Menurut Nana, penjemputan semacam itu bagian protokoler ketika ada pejabat dari pusat yang datang. Baik itu menteri, kepala lembaga, Ketua MPR, Ketua DPR dan juga Presiden maupun Wakil Presiden.
“Kami dalam hal ini hanya sebatas menjemput, kami tidak pernah melakukan atau mengikuti kegiatan-kegiatan lanjutan. Memang di situ disampaikan (dinarasikan) mengikuti kampanye, bajunya juga seragam, baju saya waktu itu kan warna abu-abu, bukan warna biru dan hanya sebatas itu,” bebernya.
Pengamat komunikasi politik dari Nusakom Pratama Institut, Ari Junaedi, mengaku tidak heran dengan penjemputan Prabowo Subianto oleh Nana Sudjana. Kata Ari, Nana Sudjana sudah menunjukkan keberpihakannya.
Namun, ia tidak heran dengan hal ini.

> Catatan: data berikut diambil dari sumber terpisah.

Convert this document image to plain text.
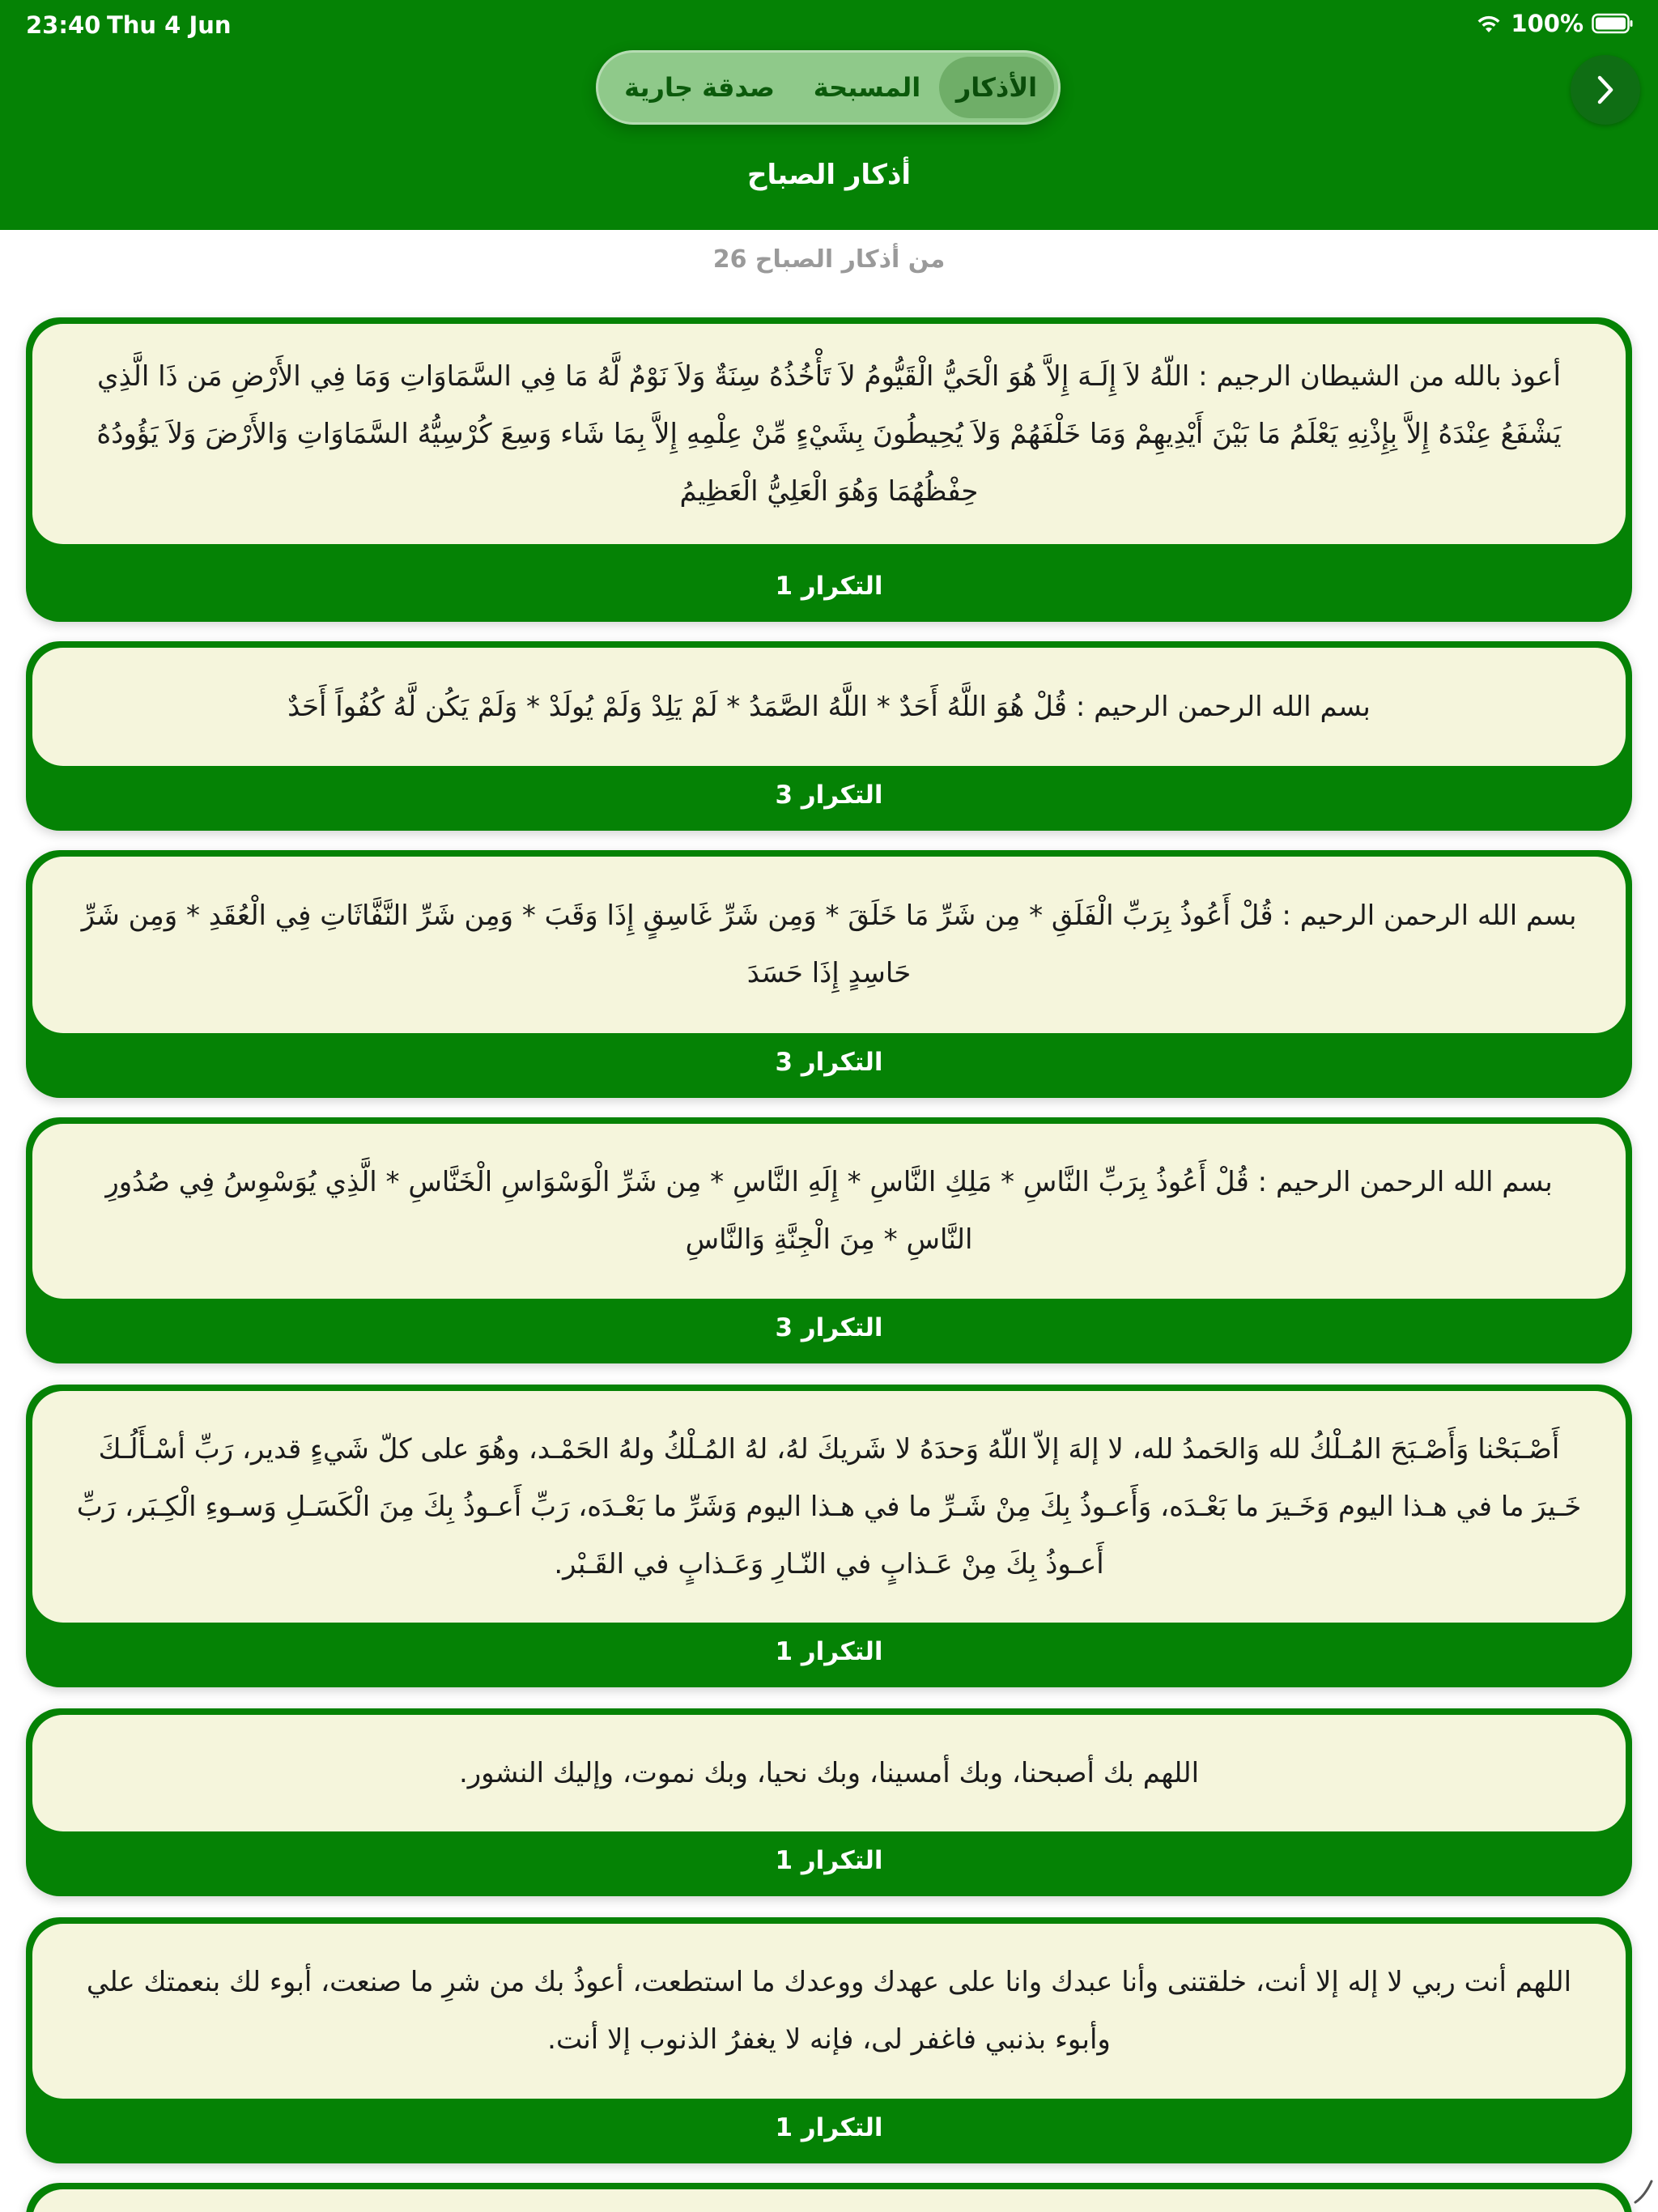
23:40 Thu 4 Jun	100%
صدقة جارية	المسبحة	الأذكار
أذكار الصباح
26 من أذكار الصباح
أعوذ بالله من الشيطان الرجيم : اللّهُ لاَ إِلَـهَ إِلاَّ هُوَ الْحَيُّ الْقَيُّومُ لاَ تَأْخُذُهُ سِنَةٌ وَلاَ نَوْمٌ لَّهُ مَا فِي السَّمَاوَاتِ وَمَا فِي الأَرْضِ مَن ذَا الَّذِي يَشْفَعُ عِنْدَهُ إِلاَّ بِإِذْنِهِ يَعْلَمُ مَا بَيْنَ أَيْدِيهِمْ وَمَا خَلْفَهُمْ وَلاَ يُحِيطُونَ بِشَيْءٍ مِّنْ عِلْمِهِ إِلاَّ بِمَا شَاء وَسِعَ كُرْسِيُّهُ السَّمَاوَاتِ وَالأَرْضَ وَلاَ يَؤُودُهُ حِفْظُهُمَا وَهُوَ الْعَلِيُّ الْعَظِيمُ
التكرار 1
بسم الله الرحمن الرحيم : قُلْ هُوَ اللَّهُ أَحَدٌ * اللَّهُ الصَّمَدُ * لَمْ يَلِدْ وَلَمْ يُولَدْ * وَلَمْ يَكُن لَّهُ كُفُواً أَحَدٌ
التكرار 3
بسم الله الرحمن الرحيم : قُلْ أَعُوذُ بِرَبِّ الْفَلَقِ * مِن شَرِّ مَا خَلَقَ * وَمِن شَرِّ غَاسِقٍ إِذَا وَقَبَ * وَمِن شَرِّ النَّفَّاثَاتِ فِي الْعُقَدِ * وَمِن شَرِّ حَاسِدٍ إِذَا حَسَدَ
التكرار 3
بسم الله الرحمن الرحيم : قُلْ أَعُوذُ بِرَبِّ النَّاسِ * مَلِكِ النَّاسِ * إِلَهِ النَّاسِ * مِن شَرِّ الْوَسْوَاسِ الْخَنَّاسِ * الَّذِي يُوَسْوِسُ فِي صُدُورِ النَّاسِ * مِنَ الْجِنَّةِ وَالنَّاسِ
التكرار 3
أَصْـبَحْنا وَأَصْـبَحَ المُـلْكُ لله وَالحَمدُ لله، لا إلهَ إلاّ اللّهُ وَحدَهُ لا شَريكَ لهُ، لهُ المُـلْكُ ولهُ الحَمْـد، وهُوَ على كلّ شَيءٍ قدير، رَبِّ أسْـأَلُـكَ خَـيرَ ما في هـذا اليوم وَخَـيرَ ما بَعْـدَه، وَأَعـوذُ بِكَ مِنْ شَـرِّ ما في هـذا اليوم وَشَرِّ ما بَعْـدَه، رَبِّ أَعـوذُ بِكَ مِنَ الْكَسَـلِ وَسـوءِ الْكِـبَر، رَبِّ أَعـوذُ بِكَ مِنْ عَـذابٍ في النّـارِ وَعَـذابٍ في القَـبْر.
التكرار 1
اللهم بك أصبحنا، وبك أمسينا، وبك نحيا، وبك نموت، وإليك النشور.
التكرار 1
اللهم أنت ربي لا إله إلا أنت، خلقتنى وأنا عبدك وانا على عهدك ووعدك ما استطعت، أعوذُ بك من شرِ ما صنعت، أبوء لك بنعمتك علي وأبوء بذنبي فاغفر لى، فإنه لا يغفرُ الذنوب إلا أنت.
التكرار 1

Sebab, menurutnya, itu sudah diskenariokan oleh Presiden Joko 'Jokowi' Widodo, di mana anak sulungnya, Gibran Rakabuming Raka, merupakan cawapres Prabowo.

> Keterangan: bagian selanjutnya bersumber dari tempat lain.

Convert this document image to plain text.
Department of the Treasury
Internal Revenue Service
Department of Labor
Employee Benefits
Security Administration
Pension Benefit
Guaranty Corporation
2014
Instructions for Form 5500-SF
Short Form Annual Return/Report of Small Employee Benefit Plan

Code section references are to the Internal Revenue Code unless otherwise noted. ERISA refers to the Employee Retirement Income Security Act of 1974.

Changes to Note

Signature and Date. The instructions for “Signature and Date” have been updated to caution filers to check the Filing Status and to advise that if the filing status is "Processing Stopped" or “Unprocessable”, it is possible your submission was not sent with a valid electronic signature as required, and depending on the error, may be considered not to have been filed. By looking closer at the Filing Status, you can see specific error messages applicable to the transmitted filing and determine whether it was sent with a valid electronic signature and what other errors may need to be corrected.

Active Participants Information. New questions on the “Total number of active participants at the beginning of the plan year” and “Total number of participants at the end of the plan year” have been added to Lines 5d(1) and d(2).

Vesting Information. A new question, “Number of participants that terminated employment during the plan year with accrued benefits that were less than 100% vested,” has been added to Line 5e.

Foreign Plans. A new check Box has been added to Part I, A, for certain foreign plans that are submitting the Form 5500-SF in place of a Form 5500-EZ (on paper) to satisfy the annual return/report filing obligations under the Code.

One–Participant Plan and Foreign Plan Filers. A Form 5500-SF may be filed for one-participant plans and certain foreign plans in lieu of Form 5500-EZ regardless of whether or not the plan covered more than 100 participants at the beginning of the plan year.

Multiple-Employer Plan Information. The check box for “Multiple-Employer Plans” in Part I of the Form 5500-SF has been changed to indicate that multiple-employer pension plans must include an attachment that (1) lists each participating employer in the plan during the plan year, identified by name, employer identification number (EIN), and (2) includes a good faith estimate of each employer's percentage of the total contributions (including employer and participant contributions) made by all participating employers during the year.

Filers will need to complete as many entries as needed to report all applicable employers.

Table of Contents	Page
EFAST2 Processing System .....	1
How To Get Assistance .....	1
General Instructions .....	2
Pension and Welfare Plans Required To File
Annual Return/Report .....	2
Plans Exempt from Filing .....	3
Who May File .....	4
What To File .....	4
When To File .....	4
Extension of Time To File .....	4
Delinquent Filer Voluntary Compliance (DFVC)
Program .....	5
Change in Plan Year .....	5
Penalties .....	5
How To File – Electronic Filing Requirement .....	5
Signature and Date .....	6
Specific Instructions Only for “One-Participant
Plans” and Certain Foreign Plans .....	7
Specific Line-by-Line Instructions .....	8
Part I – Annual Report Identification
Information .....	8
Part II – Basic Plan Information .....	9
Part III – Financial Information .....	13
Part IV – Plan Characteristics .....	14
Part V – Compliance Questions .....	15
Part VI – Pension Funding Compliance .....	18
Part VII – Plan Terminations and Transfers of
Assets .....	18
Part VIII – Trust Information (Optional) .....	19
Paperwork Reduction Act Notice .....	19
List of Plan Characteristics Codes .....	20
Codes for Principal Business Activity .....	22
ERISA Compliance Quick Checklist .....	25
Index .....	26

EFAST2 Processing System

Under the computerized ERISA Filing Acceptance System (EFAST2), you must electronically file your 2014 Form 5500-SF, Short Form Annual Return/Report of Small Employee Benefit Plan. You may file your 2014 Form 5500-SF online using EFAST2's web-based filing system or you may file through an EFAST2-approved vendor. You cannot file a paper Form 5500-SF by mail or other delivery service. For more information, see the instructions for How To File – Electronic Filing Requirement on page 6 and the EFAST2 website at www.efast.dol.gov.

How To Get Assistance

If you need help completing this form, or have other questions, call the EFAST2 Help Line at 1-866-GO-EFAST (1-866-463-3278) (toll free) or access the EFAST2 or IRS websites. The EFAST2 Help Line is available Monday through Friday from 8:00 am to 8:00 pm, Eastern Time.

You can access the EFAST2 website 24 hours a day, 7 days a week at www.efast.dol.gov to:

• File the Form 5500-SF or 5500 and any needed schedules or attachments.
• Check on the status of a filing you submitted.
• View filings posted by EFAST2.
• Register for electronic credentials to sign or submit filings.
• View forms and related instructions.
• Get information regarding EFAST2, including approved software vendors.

"Sebagai penjabat gubernur yang harus netral dan independen, kedatangan Nana Sudjana tidak bisa dibenarkan. Ini membuat miris dengan ketidakprofesionalannya," ujarnya.
Menurut Ari, Nana seharusnya bisa mendahulukan kepentingan publik ketimbang kepentingan sempit dalam dukung mendukung Capres. Ari menegaskan, Nana Sudjana digaji dan menikmati fasiliats sebagai Pj Gubernur Jateng dari uang rakyat.

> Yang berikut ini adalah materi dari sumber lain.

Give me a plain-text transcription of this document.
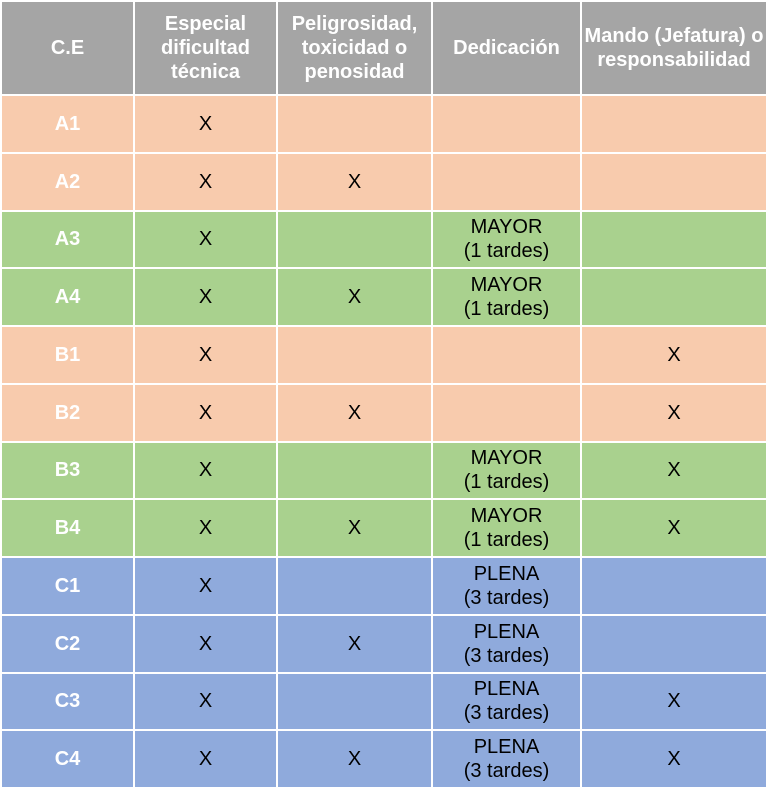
C.E	Especial dificultad técnica	Peligrosidad, toxicidad o penosidad	Dedicación	Mando (Jefatura) o responsabilidad
A1	X		

A2	X	X	

A3	X		MAYOR
(1 tardes)	

A4	X	X	MAYOR
(1 tardes)	

B1	X			X
B2	X	X		X
B3	X		MAYOR
(1 tardes)	X
B4	X	X	MAYOR
(1 tardes)	X
C1	X		PLENA
(3 tardes)	

C2	X	X	PLENA
(3 tardes)	

C3	X		PLENA
(3 tardes)	X
C4	X	X	PLENA
(3 tardes)	X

"Dia lupa, yang mengangkat dirinya bukan semata karena Jokowi, dirinya bisa menikmati fasilitas negara karena uang rakyat. Bukan uang dari Jokowi atau Prabowo," sergah Ari Junaedi
Dalam amatan pengajar program pascasarna di berbagai universitas ini, cara-cara Nana sudah terpolakan dan mirip dengan cara-cara penjabat gubernur yang lain seperti di Jakarta, Bali, Jawa Barat dan lain-lain yang begitu 'wellcome' dengan Paslon Prabowo-Gibran. Namun, urang akomodatif dengan paslon lain.